La rentrée politique s’annonce déjà tumultueuse. Alors que le Medef a récemment organisé un débat centré sur l’économie, le Rassemblement National (RN) semble vouloir détourner l’attention sur des thèmes sensibles. Cette stratégie a été vivement critiquée par des auditeurs, comme Hicham, infirmier libéral, qui dénonce une « belle rentrée politique de merde ».
EN BREF
- Le RN propose d’interdire le port du voile islamique en France.
- Cette mesure suscite des réactions vives, tant politiques que sociétales.
- Des doutes persistent sur la constitutionnalité et l’applicabilité de cette interdiction.
Le RN, en difficulté après le débat sur l’économie, semble avoir choisi de raviver des sujets polémiques.

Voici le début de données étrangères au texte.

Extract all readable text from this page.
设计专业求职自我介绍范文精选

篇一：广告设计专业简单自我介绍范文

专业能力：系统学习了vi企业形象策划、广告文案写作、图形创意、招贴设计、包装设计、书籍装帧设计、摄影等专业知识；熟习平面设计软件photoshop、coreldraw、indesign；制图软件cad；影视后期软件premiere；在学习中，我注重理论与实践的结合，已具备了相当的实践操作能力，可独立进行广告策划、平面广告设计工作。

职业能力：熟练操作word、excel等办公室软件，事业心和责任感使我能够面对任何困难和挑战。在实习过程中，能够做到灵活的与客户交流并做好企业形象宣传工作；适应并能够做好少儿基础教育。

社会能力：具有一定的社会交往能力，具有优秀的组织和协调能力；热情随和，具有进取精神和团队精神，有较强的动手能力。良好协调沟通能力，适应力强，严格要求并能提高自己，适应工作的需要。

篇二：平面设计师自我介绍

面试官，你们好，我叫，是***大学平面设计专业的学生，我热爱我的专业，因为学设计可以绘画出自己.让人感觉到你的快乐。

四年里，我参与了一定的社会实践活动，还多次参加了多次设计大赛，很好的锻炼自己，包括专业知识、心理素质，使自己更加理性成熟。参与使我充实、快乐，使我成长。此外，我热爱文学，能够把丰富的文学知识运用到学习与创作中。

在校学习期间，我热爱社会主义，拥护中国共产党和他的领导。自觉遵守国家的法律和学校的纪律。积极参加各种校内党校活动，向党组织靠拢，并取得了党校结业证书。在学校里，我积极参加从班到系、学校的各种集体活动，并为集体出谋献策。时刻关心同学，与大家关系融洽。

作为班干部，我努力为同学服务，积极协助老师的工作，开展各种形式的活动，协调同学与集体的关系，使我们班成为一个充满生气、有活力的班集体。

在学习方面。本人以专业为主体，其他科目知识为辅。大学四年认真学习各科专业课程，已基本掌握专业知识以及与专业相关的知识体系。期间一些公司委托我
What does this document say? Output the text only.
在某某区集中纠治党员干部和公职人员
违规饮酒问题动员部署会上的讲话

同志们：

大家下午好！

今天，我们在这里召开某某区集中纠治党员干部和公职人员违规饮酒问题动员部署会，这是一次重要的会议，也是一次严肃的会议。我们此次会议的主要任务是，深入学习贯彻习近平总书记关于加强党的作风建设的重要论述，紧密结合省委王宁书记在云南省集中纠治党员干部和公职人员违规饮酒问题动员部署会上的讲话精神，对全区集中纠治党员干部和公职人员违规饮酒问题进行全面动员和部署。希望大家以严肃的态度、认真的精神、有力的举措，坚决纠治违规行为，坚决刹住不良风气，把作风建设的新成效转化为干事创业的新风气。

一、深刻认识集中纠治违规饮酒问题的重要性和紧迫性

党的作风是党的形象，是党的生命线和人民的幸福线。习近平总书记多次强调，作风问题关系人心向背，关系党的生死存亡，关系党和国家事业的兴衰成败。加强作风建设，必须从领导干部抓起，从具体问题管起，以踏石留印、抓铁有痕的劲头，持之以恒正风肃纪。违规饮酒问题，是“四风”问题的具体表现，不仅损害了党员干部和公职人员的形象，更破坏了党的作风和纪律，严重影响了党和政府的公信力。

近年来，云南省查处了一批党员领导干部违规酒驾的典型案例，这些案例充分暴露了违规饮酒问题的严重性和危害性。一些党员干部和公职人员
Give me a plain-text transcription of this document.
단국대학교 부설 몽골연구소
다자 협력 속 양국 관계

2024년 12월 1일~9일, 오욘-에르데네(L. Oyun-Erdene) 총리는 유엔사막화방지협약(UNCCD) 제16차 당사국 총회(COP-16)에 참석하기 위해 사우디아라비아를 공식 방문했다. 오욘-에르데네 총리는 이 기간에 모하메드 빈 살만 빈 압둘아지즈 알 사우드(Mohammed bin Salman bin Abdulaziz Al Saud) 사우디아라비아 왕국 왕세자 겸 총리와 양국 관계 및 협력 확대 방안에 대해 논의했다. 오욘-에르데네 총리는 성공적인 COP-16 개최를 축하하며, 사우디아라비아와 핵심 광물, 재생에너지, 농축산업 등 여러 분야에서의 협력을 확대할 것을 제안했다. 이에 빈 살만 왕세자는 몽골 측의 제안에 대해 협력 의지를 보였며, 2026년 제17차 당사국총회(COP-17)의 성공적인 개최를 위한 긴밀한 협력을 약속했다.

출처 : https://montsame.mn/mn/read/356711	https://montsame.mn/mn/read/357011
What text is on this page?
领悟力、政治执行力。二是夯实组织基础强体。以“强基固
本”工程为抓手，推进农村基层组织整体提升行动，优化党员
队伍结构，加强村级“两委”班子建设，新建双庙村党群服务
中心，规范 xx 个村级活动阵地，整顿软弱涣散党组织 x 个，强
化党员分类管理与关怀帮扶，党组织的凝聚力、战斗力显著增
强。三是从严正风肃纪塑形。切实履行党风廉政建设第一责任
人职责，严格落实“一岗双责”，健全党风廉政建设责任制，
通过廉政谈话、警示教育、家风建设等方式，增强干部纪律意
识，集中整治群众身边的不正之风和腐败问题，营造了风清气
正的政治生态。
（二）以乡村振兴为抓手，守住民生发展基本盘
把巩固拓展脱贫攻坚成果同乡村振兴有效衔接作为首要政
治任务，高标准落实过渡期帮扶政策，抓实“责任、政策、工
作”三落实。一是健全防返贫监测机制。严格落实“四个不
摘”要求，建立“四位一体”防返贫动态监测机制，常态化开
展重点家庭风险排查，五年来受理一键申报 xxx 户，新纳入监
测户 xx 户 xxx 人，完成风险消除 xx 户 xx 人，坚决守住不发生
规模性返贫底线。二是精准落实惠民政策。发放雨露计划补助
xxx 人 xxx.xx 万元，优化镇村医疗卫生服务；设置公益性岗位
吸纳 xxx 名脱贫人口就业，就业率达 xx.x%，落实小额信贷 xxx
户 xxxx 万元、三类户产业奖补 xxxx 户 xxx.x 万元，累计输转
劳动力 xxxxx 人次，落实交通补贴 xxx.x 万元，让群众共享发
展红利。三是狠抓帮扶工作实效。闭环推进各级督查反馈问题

La proposition d’une loi visant à pénaliser le port du voile islamique si le parti accède au pouvoir en 2027 a été mise en avant par le député Jean-Philippe Tanguy. Il a déclaré que des amendes seraient infligées aux femmes ne respectant pas cette interdiction, tout comme pour les conducteurs ne portant pas leur ceinture de sécurité.
Marine Le Pen, figure emblématique du RN, a également exprimé son intention de soumettre cette mesure à un référendum. Elle justifie cette proposition par la nécessité de lutter contre « les idéologies islamistes », affirmant que l’interdiction du voile est une façon de « libérer les femmes ». Pourtant, cette position n’est pas nouvelle. En 2012, lors de sa première campagne présidentielle, Le Pen soutenait déjà cette mesure, qu’elle a réitérée lors de sa confrontation avec Emmanuel Macron en 2022.
Malgré ces déclarations, des membres du RN ont fait preuve de prudence. Jordan Bardella, actuel président du parti, a reconnu, en 2025, les difficultés d’application d’une telle mesure. La question de sa constitutionnalité demeure au cœur des débats. Mathieu Carpentier, maître de conférences en droit public, a exprimé des doutes quant à la possibilité d’instaurer une interdiction totale d’un signe religieux, soulignant la complexité juridique entourant cette proposition.
Les réactions politiques à cette annonce ont été nombreuses et variées. Jean-Luc Mélenchon, leader de La France insoumise, a qualifié cette idée d' »ignoble », tandis que d’autres voix, comme celle de Matthieu Pigasse, ont critiqué le RN pour sa volonté de créer une « police des religions ». La porte-parole du gouvernement, Maud Bregeon, a également souligné les réserves sur la constitutionnalité et l’applicabilité d’une telle interdiction.
Face à ces tensions, Édouard Philippe, candidat d’Horizons à la présidentielle, a appelé au respect des lois existantes concernant le voile à l’école et le voile intégral. Il a rappelé que le « principe de liberté religieuse », ancré dans la Constitution, ne devait pas être modifié au gré des opinions politiques.
La rentrée politique de cette année s’annonce donc sous le signe des controverses et des tensions. Le RN, en tentant de recentrer le débat sur des questions de société, pourrait bien se heurter à des résistances tant au sein de la population qu’au niveau juridique. Les enjeux de la liberté religieuse et de la laïcité sont plus que jamais au cœur des préoccupations et des débats en France.